Everyone who writes safety critical software should read this

Wed Nov 6 01:35:58 PST 2013

On Wednesday, 6 November 2013 at 01:52:30 UTC, growler wrote:
> On Tuesday, 5 November 2013 at 08:41:17 UTC, eles wrote:
>> On Saturday, 2 November 2013 at 04:03:46 UTC, Walter Bright 
>> wrote:
>>> On 11/1/2013 8:03 AM, bearophile wrote:
> Fail safe design needs to be engineered to handle the situation 
> when any component fails regardless of the quality of 
> components used. Software is just one more (weak) component in 
> the system.

Yes, but you cannot go at zero probability, only if you use an 
infinite number of back-ups. Otherwise, there is some 
infinitesimal, but non-zero probability that everything fails.

You take two teams that develop software independently, in 
different languages, on different machine architectures etc. 
However, there is a non-zero probability that both teams (or 
compilers or processor or all of that) expose the same bug or the 
arbiter that counts the votes has some error.

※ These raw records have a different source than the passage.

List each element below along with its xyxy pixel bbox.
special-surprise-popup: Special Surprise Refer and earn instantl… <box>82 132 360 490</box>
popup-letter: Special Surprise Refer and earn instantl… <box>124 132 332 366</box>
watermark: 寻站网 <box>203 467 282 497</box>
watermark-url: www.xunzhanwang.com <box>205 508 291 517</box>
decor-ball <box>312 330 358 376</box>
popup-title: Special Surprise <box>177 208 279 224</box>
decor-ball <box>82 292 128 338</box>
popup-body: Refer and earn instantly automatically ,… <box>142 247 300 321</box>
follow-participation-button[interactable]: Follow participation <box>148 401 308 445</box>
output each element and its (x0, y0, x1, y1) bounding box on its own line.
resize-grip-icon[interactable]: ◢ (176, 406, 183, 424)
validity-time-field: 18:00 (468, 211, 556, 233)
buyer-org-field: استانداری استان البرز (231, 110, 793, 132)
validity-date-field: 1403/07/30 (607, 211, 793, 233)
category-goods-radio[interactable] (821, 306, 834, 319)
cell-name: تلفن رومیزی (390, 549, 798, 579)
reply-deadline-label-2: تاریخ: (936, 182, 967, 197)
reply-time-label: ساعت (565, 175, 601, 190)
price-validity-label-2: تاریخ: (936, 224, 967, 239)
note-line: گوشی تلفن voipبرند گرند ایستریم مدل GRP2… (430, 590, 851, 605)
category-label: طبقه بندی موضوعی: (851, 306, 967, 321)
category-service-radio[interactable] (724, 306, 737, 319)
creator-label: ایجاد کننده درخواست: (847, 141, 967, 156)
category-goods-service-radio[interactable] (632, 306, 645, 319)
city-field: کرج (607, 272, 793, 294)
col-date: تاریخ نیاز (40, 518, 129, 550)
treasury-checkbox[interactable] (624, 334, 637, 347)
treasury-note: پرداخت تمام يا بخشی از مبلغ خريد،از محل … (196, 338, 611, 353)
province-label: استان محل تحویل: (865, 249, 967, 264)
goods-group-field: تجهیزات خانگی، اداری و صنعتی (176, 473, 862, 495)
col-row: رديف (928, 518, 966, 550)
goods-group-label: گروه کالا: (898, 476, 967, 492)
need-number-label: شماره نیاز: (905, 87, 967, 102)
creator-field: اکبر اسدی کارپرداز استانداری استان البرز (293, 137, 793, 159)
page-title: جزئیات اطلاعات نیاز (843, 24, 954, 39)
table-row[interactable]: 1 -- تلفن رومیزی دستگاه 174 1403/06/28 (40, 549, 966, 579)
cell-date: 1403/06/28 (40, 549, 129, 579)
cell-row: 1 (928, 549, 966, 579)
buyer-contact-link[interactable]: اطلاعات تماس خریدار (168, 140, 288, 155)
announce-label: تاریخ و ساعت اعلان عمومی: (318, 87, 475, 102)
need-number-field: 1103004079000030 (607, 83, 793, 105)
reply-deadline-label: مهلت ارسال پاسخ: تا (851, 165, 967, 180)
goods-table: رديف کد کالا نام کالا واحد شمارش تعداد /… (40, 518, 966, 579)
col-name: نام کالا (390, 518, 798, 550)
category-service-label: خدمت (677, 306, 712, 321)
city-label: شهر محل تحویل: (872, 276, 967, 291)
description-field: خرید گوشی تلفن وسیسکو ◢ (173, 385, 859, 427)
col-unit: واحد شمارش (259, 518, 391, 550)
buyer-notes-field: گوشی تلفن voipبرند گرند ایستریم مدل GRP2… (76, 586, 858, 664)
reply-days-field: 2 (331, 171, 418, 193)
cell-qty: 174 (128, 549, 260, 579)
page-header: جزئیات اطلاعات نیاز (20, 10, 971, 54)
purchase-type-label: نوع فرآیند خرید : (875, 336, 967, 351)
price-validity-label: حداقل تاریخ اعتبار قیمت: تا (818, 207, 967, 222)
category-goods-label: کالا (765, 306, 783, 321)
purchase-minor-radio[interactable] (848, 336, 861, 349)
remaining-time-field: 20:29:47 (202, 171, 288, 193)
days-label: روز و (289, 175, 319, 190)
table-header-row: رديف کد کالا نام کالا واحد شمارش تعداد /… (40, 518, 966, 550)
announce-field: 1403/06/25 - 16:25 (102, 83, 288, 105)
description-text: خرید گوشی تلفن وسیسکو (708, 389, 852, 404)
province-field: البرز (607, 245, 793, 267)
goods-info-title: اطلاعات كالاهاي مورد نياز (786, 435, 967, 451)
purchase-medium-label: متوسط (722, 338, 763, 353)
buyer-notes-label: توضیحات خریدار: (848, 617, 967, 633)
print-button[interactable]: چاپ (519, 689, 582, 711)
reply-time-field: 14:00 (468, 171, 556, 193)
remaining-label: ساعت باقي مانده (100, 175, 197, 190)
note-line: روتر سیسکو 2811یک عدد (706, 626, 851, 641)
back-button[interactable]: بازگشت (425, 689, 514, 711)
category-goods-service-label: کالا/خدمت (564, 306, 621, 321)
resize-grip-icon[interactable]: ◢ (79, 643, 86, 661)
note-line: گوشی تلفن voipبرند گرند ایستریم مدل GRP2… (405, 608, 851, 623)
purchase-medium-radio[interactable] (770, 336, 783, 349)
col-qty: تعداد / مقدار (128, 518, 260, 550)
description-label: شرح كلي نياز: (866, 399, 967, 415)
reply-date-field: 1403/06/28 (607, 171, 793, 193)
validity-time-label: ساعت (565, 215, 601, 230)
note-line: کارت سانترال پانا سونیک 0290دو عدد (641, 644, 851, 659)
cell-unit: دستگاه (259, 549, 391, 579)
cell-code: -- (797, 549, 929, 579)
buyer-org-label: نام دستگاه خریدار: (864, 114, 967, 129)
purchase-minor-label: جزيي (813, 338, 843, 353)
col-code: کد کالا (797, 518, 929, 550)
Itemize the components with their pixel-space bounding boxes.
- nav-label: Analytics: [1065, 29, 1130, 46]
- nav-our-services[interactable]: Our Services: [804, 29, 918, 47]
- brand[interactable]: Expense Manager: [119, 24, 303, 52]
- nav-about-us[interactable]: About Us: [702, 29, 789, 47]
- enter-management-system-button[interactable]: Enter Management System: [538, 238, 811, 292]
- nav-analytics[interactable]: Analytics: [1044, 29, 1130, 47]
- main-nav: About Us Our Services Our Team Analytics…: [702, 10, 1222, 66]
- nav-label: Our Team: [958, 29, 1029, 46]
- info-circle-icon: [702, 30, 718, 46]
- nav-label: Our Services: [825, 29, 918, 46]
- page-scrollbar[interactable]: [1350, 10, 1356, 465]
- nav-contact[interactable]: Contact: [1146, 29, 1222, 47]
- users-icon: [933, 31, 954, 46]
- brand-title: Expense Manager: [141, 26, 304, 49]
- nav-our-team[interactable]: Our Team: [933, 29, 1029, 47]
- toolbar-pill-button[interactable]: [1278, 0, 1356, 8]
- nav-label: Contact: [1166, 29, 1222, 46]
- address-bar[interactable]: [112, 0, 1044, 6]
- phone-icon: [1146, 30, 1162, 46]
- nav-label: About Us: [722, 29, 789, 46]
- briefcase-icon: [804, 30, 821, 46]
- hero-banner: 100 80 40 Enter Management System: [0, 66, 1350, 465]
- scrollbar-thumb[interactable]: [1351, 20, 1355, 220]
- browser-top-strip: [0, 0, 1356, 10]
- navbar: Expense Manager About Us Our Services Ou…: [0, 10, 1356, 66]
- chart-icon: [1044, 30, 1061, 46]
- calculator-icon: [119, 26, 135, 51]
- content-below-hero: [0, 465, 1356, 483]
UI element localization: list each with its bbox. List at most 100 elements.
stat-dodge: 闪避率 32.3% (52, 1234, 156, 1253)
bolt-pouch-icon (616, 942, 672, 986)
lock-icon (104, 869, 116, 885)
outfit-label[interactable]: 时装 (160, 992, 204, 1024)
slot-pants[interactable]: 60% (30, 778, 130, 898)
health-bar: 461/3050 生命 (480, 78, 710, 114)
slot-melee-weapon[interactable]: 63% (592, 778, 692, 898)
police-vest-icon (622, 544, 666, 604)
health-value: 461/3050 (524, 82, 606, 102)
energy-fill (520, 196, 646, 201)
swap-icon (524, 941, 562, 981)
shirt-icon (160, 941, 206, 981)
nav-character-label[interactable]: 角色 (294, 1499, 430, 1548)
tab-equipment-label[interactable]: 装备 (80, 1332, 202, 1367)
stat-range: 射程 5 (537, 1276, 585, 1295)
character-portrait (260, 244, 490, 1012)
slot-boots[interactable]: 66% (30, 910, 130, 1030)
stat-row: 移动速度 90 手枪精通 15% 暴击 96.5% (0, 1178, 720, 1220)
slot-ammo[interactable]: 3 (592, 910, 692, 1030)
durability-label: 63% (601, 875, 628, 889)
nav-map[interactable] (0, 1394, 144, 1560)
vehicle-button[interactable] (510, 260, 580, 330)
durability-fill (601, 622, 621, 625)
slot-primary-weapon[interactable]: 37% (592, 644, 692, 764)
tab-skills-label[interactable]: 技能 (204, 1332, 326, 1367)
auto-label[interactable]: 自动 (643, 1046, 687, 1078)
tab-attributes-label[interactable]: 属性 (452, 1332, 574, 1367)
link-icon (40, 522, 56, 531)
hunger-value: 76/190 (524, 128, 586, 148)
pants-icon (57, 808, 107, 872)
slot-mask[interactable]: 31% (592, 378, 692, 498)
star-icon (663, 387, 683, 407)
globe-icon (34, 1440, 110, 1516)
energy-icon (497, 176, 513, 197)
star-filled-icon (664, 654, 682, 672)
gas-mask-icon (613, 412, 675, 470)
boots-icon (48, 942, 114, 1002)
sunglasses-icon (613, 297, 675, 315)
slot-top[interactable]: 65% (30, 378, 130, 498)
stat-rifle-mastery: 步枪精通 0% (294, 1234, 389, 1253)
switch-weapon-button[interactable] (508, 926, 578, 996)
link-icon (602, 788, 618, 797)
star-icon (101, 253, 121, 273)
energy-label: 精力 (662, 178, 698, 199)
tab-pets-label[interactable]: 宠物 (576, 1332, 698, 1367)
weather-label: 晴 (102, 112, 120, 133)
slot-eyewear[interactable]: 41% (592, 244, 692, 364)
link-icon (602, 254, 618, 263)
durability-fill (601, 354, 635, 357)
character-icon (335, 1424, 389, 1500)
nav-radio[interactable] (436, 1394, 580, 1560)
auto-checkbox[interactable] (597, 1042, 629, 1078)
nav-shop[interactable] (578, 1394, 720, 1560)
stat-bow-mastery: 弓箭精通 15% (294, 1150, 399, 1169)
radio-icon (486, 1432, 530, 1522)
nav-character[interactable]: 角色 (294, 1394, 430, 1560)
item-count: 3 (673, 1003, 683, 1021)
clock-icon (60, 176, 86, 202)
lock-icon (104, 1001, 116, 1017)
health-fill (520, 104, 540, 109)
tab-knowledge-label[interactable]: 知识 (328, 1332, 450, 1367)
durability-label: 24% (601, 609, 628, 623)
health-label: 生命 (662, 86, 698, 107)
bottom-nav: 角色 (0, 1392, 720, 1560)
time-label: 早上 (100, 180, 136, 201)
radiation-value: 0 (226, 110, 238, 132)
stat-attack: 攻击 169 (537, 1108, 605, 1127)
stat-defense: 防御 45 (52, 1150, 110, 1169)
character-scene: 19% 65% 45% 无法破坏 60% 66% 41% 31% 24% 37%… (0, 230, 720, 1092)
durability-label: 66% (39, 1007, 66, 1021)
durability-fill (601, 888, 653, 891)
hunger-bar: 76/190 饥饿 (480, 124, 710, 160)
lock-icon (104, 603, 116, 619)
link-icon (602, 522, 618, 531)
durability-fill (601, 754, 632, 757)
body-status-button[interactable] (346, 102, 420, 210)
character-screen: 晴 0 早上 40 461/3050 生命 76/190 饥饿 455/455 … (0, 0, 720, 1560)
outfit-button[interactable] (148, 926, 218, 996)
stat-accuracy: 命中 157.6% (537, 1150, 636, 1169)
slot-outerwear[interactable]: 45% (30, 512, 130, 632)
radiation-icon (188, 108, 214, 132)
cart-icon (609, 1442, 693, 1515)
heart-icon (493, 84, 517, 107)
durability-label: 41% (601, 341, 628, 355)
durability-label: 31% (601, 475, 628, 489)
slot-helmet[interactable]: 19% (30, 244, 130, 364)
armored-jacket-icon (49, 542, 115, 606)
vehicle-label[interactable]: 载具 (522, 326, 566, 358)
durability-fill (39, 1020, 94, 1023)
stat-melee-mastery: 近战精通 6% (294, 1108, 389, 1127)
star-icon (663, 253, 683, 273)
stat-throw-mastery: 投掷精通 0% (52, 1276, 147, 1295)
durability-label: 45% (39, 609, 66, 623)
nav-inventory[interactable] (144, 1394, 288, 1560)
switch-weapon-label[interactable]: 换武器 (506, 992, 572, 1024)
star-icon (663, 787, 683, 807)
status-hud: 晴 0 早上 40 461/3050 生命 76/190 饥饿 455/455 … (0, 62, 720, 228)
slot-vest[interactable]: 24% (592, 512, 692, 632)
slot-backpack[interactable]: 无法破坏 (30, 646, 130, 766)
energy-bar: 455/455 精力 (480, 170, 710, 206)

In designing failsafe systems *you rely* on something, because 
you have no choice. But yes, you go as pessimistic as possible 
(usually, limited by the budget).

Hardware can fail mostly for the same reasons that software fails 
too. The difference, in the long term, is that once a software is 
100% correct, it will never get worse. The hardware can be in 
good shape today and badly broken tomorrow. Just have a look at 
Curiosity's digger.

> Of course component quality is important to overall safety 
> because fail safe systems are not foolproof. But as Walter says 
> it should not be part of the solution nor relied upon in a fail 
> safe deign.

As said earlier, you cannot go as extreme as that. You don't rely 
on any specific part, but you rely on combination of parts and 
you simply bet on the fact that their probability of independent 
but simultaneous failure is very small.

Then, it is a matter of scale what means "a part" and "several 
parts". Just zoom in and out on the project's design and you see 
it. Is more like a fractal.

If you don't allow yourself to rely on anything, you get nothing 
built. You may design perfect fail safe systems, you just cannot 
build those.

The bottom line is: never claim that your system is fully fail 
safe, no matter the strategy and the care you put in designing 
and building it. There is no spoon.